Description
This Cinnamon Roll Honeybun Cheesecake is the ultimate dessert mash-up you never knew you needed.
Ingredients
Scale
For the Crust:
- 1 ½ cups graham cracker crumbs
- ½ cup unsalted butter, melted
- ¼ cup granulated sugar
For the Cheesecake Filling:
- 3 (8 oz) packages cream cheese, softened
- 1 cup granulated sugar
- 3 large eggs
- 1 tsp vanilla extract
- ½ cup sour cream
- 2 tbsp all-purpose flour
For the Cinnamon Swirl:
- ½ cup brown sugar, packed
- 2 tbsp ground cinnamon
- 4 tbsp unsalted butter, melted
For the Glaze:
- 1 cup powdered sugar
- 2–3 tbsp milk
- ½ tsp vanilla extract
Instructions
- Prepare the Crust:
- Preheat your oven to 325°F (160°C). Grease a 9-inch springform pan and wrap the bottom with foil.

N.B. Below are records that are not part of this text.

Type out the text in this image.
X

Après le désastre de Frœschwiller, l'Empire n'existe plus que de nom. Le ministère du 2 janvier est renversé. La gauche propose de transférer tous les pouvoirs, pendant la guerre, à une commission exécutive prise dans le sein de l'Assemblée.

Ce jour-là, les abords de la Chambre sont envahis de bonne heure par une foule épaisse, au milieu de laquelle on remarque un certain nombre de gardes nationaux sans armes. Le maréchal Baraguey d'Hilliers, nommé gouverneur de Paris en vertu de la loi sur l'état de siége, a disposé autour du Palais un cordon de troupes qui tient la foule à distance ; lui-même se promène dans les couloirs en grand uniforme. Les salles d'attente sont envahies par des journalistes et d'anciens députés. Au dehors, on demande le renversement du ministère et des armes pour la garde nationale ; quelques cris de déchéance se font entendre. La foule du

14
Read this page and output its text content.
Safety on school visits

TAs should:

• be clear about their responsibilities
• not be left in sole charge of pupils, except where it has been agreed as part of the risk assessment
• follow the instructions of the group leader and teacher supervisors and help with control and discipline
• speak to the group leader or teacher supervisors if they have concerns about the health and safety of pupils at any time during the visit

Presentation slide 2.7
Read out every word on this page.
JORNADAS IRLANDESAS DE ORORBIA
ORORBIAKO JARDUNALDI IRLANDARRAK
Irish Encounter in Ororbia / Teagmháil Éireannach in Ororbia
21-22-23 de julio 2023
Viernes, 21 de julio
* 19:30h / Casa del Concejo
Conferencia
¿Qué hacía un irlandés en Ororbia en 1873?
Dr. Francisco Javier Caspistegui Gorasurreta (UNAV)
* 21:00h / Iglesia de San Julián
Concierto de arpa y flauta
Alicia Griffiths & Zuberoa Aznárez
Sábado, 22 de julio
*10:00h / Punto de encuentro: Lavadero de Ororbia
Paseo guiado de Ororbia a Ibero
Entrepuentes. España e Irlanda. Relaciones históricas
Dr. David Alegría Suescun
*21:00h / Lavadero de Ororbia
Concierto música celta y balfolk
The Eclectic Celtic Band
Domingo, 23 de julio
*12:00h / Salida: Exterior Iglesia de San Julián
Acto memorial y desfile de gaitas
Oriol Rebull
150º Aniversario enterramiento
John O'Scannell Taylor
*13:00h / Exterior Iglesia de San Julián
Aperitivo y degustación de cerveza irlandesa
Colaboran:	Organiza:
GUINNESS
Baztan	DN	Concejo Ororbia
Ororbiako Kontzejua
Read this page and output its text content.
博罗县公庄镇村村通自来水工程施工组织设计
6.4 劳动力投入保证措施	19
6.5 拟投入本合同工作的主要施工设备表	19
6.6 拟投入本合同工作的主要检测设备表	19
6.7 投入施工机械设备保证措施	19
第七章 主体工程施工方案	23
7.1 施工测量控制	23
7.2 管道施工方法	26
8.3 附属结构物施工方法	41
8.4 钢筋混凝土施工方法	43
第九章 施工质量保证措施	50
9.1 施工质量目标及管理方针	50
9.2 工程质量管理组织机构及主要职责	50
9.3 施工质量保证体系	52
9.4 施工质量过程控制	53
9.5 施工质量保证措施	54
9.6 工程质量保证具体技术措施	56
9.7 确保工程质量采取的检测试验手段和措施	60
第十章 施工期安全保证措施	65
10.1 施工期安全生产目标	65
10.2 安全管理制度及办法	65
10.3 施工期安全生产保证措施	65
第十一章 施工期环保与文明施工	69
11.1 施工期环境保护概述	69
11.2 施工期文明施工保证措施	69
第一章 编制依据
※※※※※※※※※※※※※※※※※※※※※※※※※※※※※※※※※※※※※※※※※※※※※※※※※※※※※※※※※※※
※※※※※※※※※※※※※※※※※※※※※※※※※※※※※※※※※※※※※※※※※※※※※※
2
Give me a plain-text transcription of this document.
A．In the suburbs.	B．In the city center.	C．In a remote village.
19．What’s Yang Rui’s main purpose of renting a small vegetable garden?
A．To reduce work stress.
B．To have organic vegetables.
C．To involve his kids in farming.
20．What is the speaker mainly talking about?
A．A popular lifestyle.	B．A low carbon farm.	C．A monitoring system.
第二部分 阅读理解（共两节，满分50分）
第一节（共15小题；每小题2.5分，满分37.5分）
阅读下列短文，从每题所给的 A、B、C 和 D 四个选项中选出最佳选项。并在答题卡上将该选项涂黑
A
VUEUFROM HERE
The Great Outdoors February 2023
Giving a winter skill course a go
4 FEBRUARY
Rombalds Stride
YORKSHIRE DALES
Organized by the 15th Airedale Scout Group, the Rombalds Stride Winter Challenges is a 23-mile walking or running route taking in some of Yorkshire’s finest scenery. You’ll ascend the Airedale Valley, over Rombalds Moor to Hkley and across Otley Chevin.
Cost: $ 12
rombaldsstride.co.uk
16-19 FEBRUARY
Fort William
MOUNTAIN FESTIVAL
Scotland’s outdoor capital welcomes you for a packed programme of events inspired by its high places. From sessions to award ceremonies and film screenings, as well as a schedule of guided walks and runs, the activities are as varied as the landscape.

- In a bowl, combine graham cracker crumbs, melted butter, and sugar. Press the mixture firmly into the bottom of the pan. Bake for 10 minutes and set aside to cool.
- Make the Cheesecake Filling:
- In a large bowl, beat the cream cheese and sugar until smooth. Add eggs one at a time, mixing after each addition. Stir in vanilla, sour cream, and flour until well combined.
- Create the Cinnamon Swirl:
- In a small bowl, mix brown sugar, cinnamon, and melted butter until it forms a smooth paste.
- Assemble the Cheesecake:
- Pour half the cheesecake batter over the crust. Drizzle half of the cinnamon swirl mixture on top and use a knife to create a marbled effect. Repeat with the remaining batter and cinnamon swirl.
- Bake the Cheesecake:
- Place the springform pan in a large roasting pan and fill the pan with hot water halfway up the sides of the springform pan. Bake for 60-70 minutes, or until the center is set but still slightly jiggly.
- Turn off the oven, crack the door, and let the cheesecake cool in the oven for 1 hour.
- Glaze the Cheesecake:
- In a bowl, whisk powdered sugar, milk, and vanilla until smooth. Drizzle the glaze over the cooled cheesecake.
- Chill and Serve:
- Refrigerate the cheesecake for at least 4 hours or overnight before serving.